Кок прочел короткий и действительно очень сложный отрывок с многочисленными каламбурами и анаграммами, который напоминал то ли аллитерационную поэзию, то ли сюрреалистическую глоссолалию. Получилось отлично. Его выступление даже вызвало пару смешков. Затем Черити прочла отрывок об убийстве в монастыре на сексуальной почве. В каком-то смысле это был тест. Я уговорил ее пропустить самые кровавые куски, да и само сочинение мало чем отличалось от того модного направления, которое в наши дни выдают за серьезную литературу, но в те времена подобная тема запросто могла шокировать приличную аудиторию. Но Черити тоже справилась. Она была хороша. Возможно, кое-кто из слушателей и был шокирован, возможно, кое-кто подумал о неуместности такого отрывка, но, когда Черити села на место, стало очевидно, что аудитория на нашей стороне. Половина программы осталась позади, и я позволил себе расслабиться.

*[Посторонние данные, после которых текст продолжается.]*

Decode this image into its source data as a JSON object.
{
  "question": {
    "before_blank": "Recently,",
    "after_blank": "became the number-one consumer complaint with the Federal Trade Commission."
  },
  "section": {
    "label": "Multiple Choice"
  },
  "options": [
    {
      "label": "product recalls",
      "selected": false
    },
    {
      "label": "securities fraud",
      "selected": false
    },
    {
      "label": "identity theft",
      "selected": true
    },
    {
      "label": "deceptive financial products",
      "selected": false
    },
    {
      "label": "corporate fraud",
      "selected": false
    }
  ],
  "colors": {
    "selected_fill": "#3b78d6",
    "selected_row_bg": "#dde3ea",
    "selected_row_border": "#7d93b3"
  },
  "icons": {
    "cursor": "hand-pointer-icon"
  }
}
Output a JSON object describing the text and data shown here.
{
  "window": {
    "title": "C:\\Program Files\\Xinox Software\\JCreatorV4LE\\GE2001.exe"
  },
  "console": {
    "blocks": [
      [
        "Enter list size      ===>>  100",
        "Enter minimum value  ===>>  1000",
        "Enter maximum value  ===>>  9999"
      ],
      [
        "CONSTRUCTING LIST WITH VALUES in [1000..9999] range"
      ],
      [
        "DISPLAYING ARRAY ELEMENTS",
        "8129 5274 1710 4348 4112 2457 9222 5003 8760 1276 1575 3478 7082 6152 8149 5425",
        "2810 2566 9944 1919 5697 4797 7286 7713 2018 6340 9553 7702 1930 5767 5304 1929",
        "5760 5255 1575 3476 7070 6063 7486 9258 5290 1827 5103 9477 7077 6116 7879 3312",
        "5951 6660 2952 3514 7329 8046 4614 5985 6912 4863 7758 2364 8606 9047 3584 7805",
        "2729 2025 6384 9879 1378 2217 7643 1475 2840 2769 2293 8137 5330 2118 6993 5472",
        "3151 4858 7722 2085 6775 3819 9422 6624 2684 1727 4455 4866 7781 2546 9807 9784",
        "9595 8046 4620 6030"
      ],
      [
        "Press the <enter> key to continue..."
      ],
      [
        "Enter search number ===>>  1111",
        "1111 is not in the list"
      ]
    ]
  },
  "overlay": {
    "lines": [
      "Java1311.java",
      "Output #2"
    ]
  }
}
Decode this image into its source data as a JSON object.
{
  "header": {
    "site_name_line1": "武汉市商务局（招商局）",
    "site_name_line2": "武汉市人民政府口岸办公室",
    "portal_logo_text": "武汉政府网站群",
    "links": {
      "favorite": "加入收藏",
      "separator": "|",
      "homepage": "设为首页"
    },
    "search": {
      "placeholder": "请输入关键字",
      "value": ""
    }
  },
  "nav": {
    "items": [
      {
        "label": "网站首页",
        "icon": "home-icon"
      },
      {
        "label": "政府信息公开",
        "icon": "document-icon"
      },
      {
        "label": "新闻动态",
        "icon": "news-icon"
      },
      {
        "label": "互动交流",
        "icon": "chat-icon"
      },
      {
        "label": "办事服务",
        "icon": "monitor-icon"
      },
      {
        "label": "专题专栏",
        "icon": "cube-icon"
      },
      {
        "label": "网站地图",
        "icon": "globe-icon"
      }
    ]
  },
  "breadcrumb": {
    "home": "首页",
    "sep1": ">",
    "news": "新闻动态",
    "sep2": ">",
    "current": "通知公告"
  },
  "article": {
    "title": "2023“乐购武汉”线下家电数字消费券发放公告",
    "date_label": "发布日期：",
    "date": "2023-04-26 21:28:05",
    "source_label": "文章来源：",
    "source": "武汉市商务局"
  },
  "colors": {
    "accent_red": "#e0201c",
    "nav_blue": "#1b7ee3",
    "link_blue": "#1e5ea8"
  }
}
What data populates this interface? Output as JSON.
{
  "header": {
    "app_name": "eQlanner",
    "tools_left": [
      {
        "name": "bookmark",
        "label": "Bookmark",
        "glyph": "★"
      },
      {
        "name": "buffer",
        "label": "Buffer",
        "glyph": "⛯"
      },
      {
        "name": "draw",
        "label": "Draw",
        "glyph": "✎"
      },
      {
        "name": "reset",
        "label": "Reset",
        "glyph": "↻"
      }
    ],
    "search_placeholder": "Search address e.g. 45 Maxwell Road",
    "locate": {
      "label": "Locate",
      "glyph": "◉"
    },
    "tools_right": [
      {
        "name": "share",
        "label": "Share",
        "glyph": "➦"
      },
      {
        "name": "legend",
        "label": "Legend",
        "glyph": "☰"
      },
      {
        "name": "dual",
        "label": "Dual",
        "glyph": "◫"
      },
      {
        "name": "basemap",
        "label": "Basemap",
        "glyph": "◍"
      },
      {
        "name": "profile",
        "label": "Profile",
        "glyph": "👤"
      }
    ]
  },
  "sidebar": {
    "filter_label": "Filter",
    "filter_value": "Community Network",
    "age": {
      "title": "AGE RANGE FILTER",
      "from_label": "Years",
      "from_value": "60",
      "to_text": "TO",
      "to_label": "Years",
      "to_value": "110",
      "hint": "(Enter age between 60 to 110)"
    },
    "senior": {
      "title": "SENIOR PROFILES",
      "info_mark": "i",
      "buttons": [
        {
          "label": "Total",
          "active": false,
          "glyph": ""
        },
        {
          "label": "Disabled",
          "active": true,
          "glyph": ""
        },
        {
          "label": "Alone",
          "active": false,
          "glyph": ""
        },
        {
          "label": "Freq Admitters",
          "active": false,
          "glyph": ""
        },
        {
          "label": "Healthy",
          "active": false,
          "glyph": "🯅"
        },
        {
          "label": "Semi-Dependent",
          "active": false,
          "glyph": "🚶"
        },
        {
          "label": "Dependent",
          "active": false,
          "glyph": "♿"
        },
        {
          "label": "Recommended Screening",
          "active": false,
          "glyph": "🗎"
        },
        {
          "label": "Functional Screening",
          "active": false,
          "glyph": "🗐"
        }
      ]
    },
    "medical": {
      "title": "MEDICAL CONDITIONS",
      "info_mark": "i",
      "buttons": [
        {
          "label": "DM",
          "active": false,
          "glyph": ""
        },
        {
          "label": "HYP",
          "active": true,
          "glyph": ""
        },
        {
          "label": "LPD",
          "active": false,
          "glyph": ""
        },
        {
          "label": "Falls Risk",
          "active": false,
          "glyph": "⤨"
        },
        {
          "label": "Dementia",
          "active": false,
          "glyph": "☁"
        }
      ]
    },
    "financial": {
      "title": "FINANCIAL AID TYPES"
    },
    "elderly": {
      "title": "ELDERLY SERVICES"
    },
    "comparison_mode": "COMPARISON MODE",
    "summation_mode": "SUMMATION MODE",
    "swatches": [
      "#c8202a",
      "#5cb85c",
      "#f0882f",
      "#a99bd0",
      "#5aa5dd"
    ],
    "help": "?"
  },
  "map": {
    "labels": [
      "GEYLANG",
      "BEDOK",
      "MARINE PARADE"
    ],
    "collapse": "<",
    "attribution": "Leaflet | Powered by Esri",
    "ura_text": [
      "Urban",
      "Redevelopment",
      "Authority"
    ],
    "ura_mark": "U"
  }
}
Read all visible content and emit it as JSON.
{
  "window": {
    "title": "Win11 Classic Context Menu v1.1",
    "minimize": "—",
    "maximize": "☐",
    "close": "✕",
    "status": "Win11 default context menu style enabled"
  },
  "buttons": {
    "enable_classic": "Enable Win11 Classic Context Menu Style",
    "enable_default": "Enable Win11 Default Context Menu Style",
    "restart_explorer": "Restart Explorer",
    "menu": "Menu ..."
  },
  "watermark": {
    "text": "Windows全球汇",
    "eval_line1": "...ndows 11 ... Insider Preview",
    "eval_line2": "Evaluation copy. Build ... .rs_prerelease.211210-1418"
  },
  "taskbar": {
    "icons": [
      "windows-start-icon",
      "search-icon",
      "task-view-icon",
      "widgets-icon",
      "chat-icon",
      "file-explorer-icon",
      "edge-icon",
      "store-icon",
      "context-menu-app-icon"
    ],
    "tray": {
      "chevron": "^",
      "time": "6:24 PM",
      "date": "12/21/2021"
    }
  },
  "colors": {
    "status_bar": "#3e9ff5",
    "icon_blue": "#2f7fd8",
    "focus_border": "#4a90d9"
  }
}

Я знал, что само выступление – только часть дела. Не меньше меня волновал и вопрос, как поведут себя пациенты вне сцены, после того как покончат со своим отрывком. Не сочтет ли Черити этот момент самым подходящим, чтобы продемонстрировать свое богоданное тело во всей красе; не решит ли Карла побаловать себя неистовым приступом идиотизма; не втемяшится ли в голову Андерсу, что кто-то из слушателей не так посмотрел на него? Но они сдержались. Они не отступили от сценария. Вечер явно удался.
Чарльз Мэннинг выбрал скучноватый рассказ о бомбардировке Лондона, но меня это устраивало. С этим я был готов смириться. А Карла, как сама и просила, зачитала “интересные факты” – о подводных лодках, об изготовлении гобеленов, о дикой природе Кении. Эта фактология тоже навевала скуку, и я опасался, что Карла, дабы оживить шоу, примется вопить или корчиться на полу, но нет – она читала с каким-то удивительным очарованием, словно ведущая хорошей детской телепередачи, в которой не заигрывают со своими зрителями. Потом опять пошли секс и насилие – Макс лишь чуточку заплетающимся языком прочел кошмарный отрывок о белых рабах, и я вновь понадеялся, что никто из публики не оскорбится.
Конец был уже виден – точнее, слышен. Байрон читал последний рассказ – я разрешил ему прочесть исповедь человека, утверждавшего, что он сбросил бомбу на Нагасаки. Отрывок этот казался мне удачным завершением программы, к тому же вряд ли кто-нибудь подумает, будто признание – подлинное. Выступление закончилось, и слушатели искренне и горячо захлопали. Получилось! У меня слезы навернулись на глаза. Я бегом вернулся в кабинет, чтобы застать триумфальное возращение пациентов.